The commission said legalizing medical marijuana would “present serious public safety risks to the citizens of the state.”

The governor has said he is “open-minded” on medical marijuana, but has not said if he would sign the legislation approved by the Illinois General Assembly.

Crime Commission executive director Joe Ways said the amount of marijuana patients would be allowed to have is too high.

“Allowing each card holder 2.5 ounces of marijuana every two weeks will provide a surplus of marijuana that will undoubtedly find its way into the wrong hands and have significant law enforcement implications,” Ways said in a written statement.

The commission also said the legislation does not provide for sufficient testing to determine if motorists have been impaired by marijuana use. The bill would require anyone with a medical marijuana permit to submit to a field sobriety test during a police traffic stop.

The legislation states that federally approved field-sobriety tests are adequate to determine impairment.

Supporters have said standard field sobriety tests are admissible in court, and the “divided attention” tests would sufficiently evaluate a driver’s hand-eye coordination, and his or her ability to maintain balance and listen to instructions.

However, opponents have said such tests have not been shown conclusively to be effective in determining impairment by marijuana.

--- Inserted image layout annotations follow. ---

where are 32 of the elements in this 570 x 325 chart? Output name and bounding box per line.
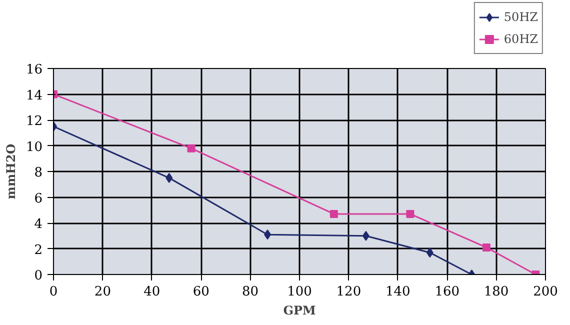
point <box>406 210 414 218</box>
x-tick-label: 0 <box>49 284 58 300</box>
x-tick-label: 80 <box>242 284 259 300</box>
y-tick-label: 2 <box>34 242 43 258</box>
y-tick-label: 16 <box>26 62 43 78</box>
y-tick-label: 0 <box>34 268 43 284</box>
x-tick-label: 160 <box>434 284 460 300</box>
point <box>426 248 434 258</box>
legend-label: 60HZ <box>504 32 538 46</box>
x-tick-label: 40 <box>144 284 160 300</box>
point <box>482 243 490 252</box>
x-tick-label: 100 <box>287 284 312 300</box>
x-tick-label: 20 <box>94 284 111 300</box>
point <box>187 144 196 152</box>
y-tick-label: 14 <box>26 88 43 104</box>
y-tick-label: 4 <box>34 217 43 232</box>
y-tick-label: 8 <box>34 166 43 180</box>
y-axis-title: mmH2O <box>4 144 18 200</box>
x-tick-label: 120 <box>336 284 362 300</box>
x-tick-label: 180 <box>484 284 509 300</box>
point <box>166 172 173 183</box>
legend-label: 50HZ <box>504 10 538 24</box>
x-tick-label: 140 <box>385 284 410 300</box>
y-tick-label: 10 <box>26 140 43 155</box>
point <box>264 230 272 240</box>
y-tick-label: 12 <box>26 114 43 129</box>
y-tick-label: 6 <box>34 191 43 206</box>
point <box>330 210 338 218</box>
x-tick-label: 60 <box>192 284 210 300</box>
x-axis-title: GPM <box>283 304 316 318</box>
x-tick-label: 200 <box>533 284 558 300</box>
point <box>362 230 370 241</box>
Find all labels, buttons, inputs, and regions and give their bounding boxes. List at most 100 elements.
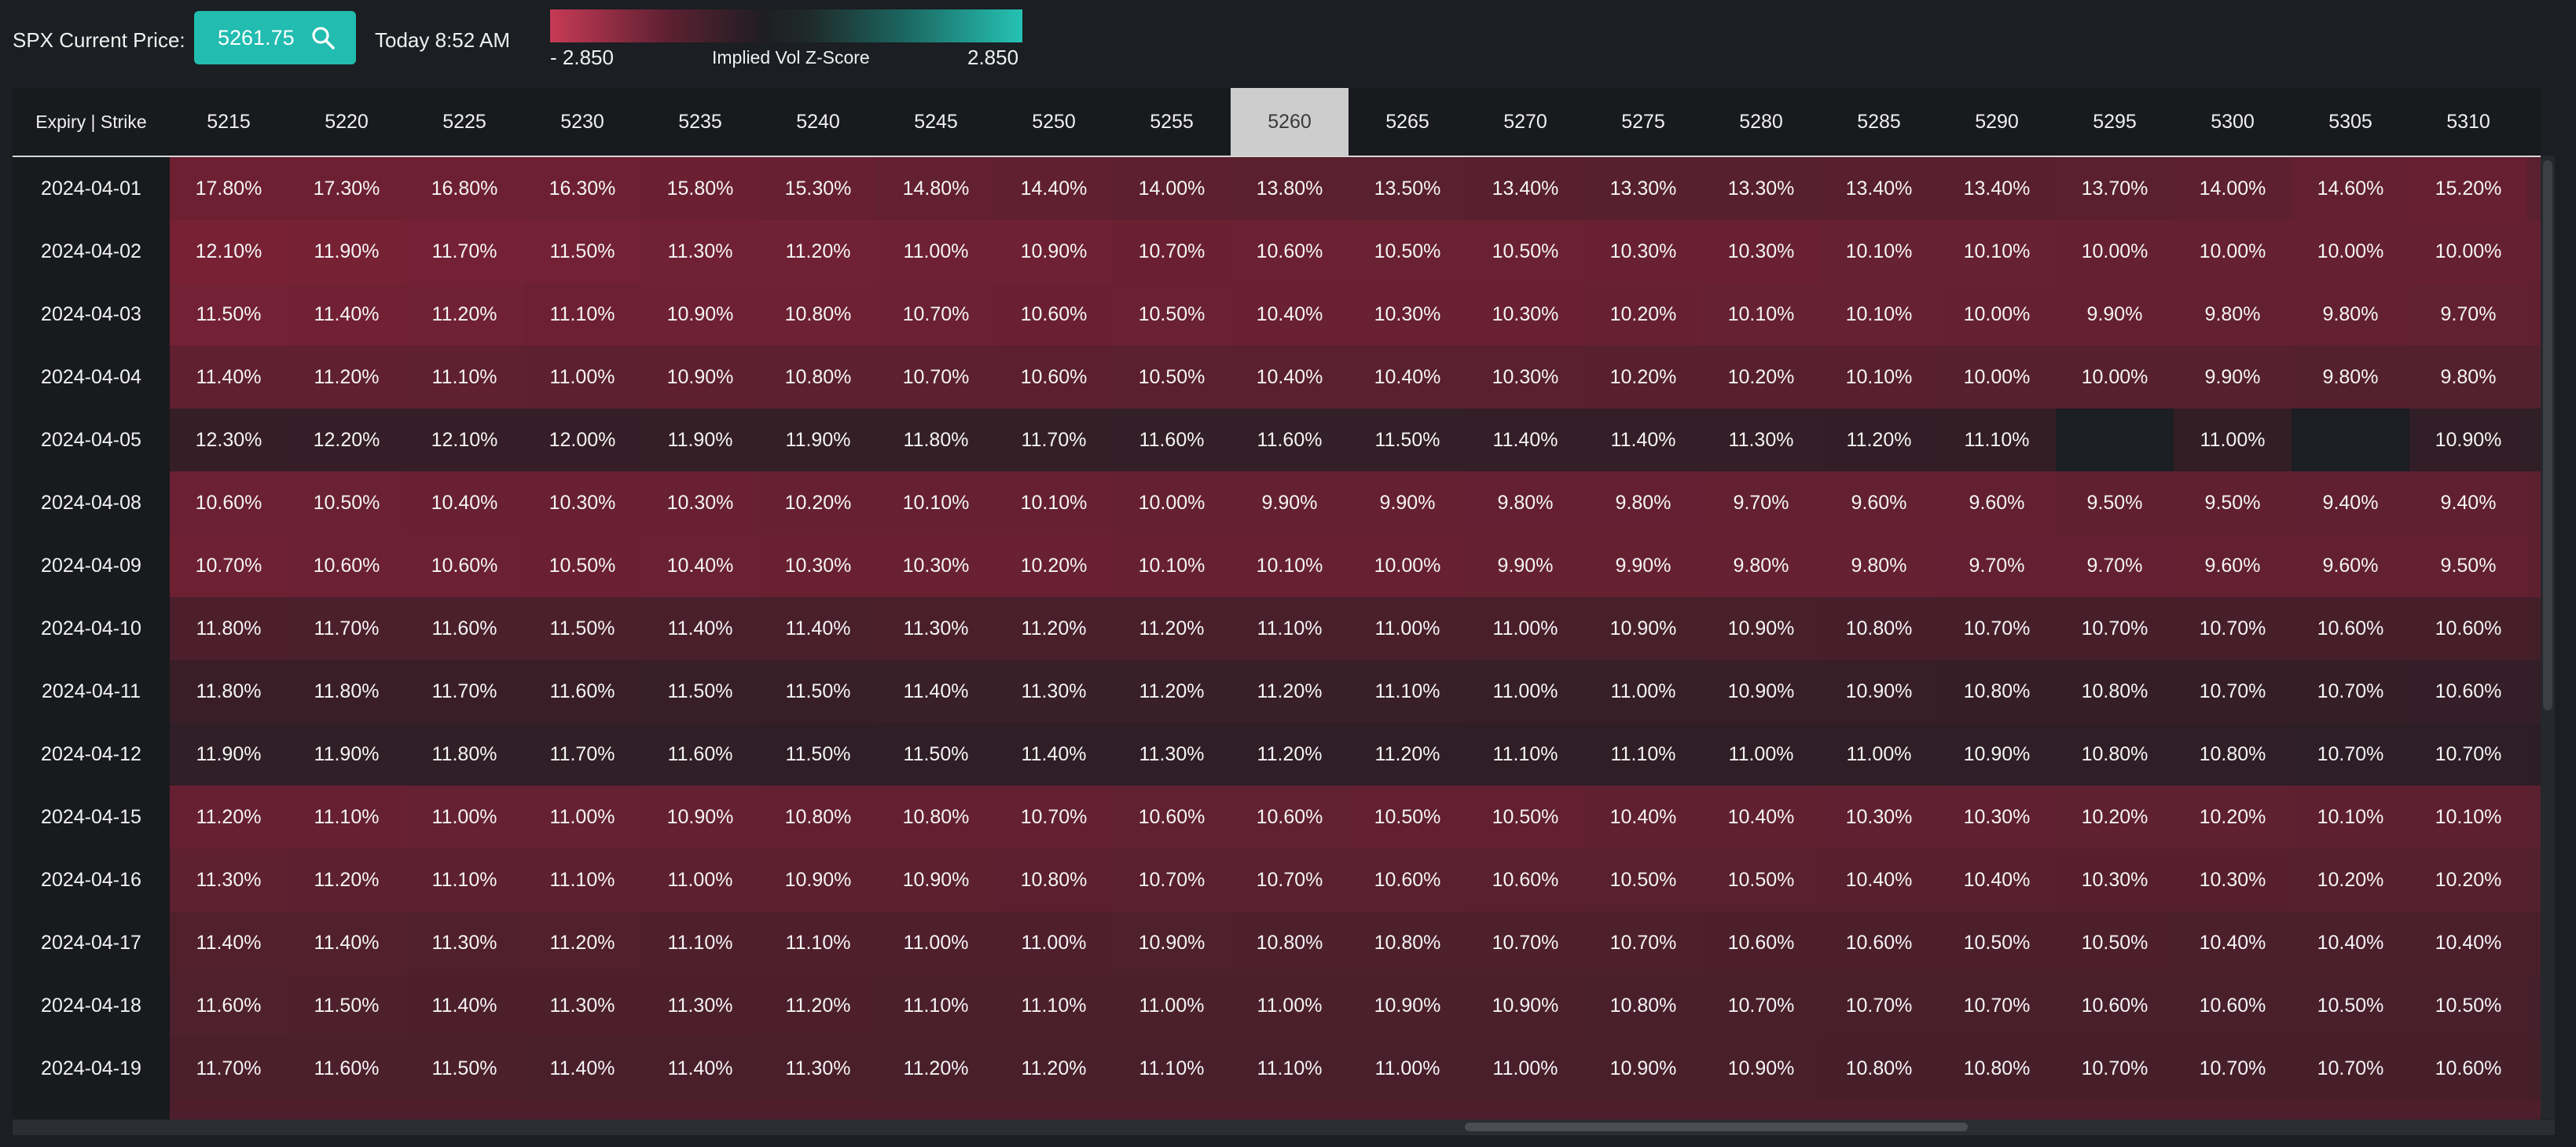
iv-cell[interactable]: 10.90% bbox=[641, 346, 759, 409]
iv-cell[interactable]: 10.50% bbox=[1702, 848, 1820, 911]
iv-cell[interactable]: 9.70% bbox=[1938, 534, 2056, 597]
iv-cell[interactable]: 11.10% bbox=[1938, 409, 2056, 471]
iv-cell[interactable]: 11.50% bbox=[523, 597, 641, 660]
iv-cell[interactable]: 10.80% bbox=[877, 786, 995, 848]
iv-cell[interactable]: 10.80% bbox=[1584, 974, 1702, 1037]
iv-cell[interactable]: 10.30% bbox=[1466, 283, 1584, 346]
iv-cell[interactable]: 10.10% bbox=[2292, 786, 2409, 848]
iv-cell[interactable]: 10.80% bbox=[995, 848, 1113, 911]
iv-cell[interactable]: 10.50% bbox=[288, 471, 405, 534]
iv-cell[interactable]: 10.80% bbox=[759, 786, 877, 848]
iv-cell[interactable]: 11.00% bbox=[523, 346, 641, 409]
iv-cell[interactable]: 10.50% bbox=[2292, 974, 2409, 1037]
iv-cell[interactable]: 10.20% bbox=[2409, 848, 2527, 911]
strike-header[interactable]: 5285 bbox=[1857, 110, 1901, 133]
iv-cell[interactable]: 11.10% bbox=[1584, 723, 1702, 786]
iv-cell[interactable]: 12.20% bbox=[288, 409, 405, 471]
iv-cell[interactable]: 9.70% bbox=[2056, 534, 2174, 597]
iv-cell[interactable]: 11.40% bbox=[1584, 409, 1702, 471]
iv-cell[interactable]: 11.70% bbox=[995, 409, 1113, 471]
horizontal-scroll-thumb[interactable] bbox=[1465, 1123, 1968, 1131]
iv-cell[interactable]: 17.30% bbox=[288, 157, 405, 220]
iv-cell[interactable]: 11.00% bbox=[1466, 660, 1584, 723]
vertical-scroll-thumb[interactable] bbox=[2543, 160, 2552, 710]
strike-header[interactable]: 5225 bbox=[442, 110, 486, 133]
iv-cell[interactable]: 10.90% bbox=[641, 283, 759, 346]
iv-cell[interactable]: 9.80% bbox=[1702, 534, 1820, 597]
strike-header[interactable]: 5250 bbox=[1032, 110, 1076, 133]
iv-cell[interactable]: 11.30% bbox=[523, 974, 641, 1037]
iv-cell[interactable]: 13.50% bbox=[1349, 157, 1466, 220]
iv-cell[interactable]: 9.60% bbox=[1938, 471, 2056, 534]
iv-cell[interactable]: 11.30% bbox=[1702, 409, 1820, 471]
iv-cell[interactable]: 9.40% bbox=[2292, 471, 2409, 534]
iv-cell[interactable]: 9.60% bbox=[2174, 534, 2292, 597]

“It is critical that Illinois avoids the mistakes of states like Colorado, where passage of medical marijuana legislation resulted in a dramatic jump in crashes where the driver tested positive for THC, the active ingredient in marijuana,” Ways said.

Opponents also have said blood and urine tests would not be effective in testing for marijuana, because THC – the mind-altering chemical in marijuana – stays in a person’s system for weeks, long after any impairment has worn off.

Supporters of the legislation have touted it as having the strictest limits on marijuana among states that authorize the drug for medical use. The measure would authorize physicians to prescribe marijuana to patients with whom they have an existing relationship, and who have at least one of more than 30 medical conditions listed in the legislation.

The proposed legislation creates a framework for a four-year pilot program that includes requiring patients and caregivers to undergo background checks. It sets a 2.5 ounce limit per patient per purchase and calls for 60 dispensaries regulated by the state where patients could buy the drug.

Eighteen states and the District of Columbia allow the use of marijuana for medical purposes.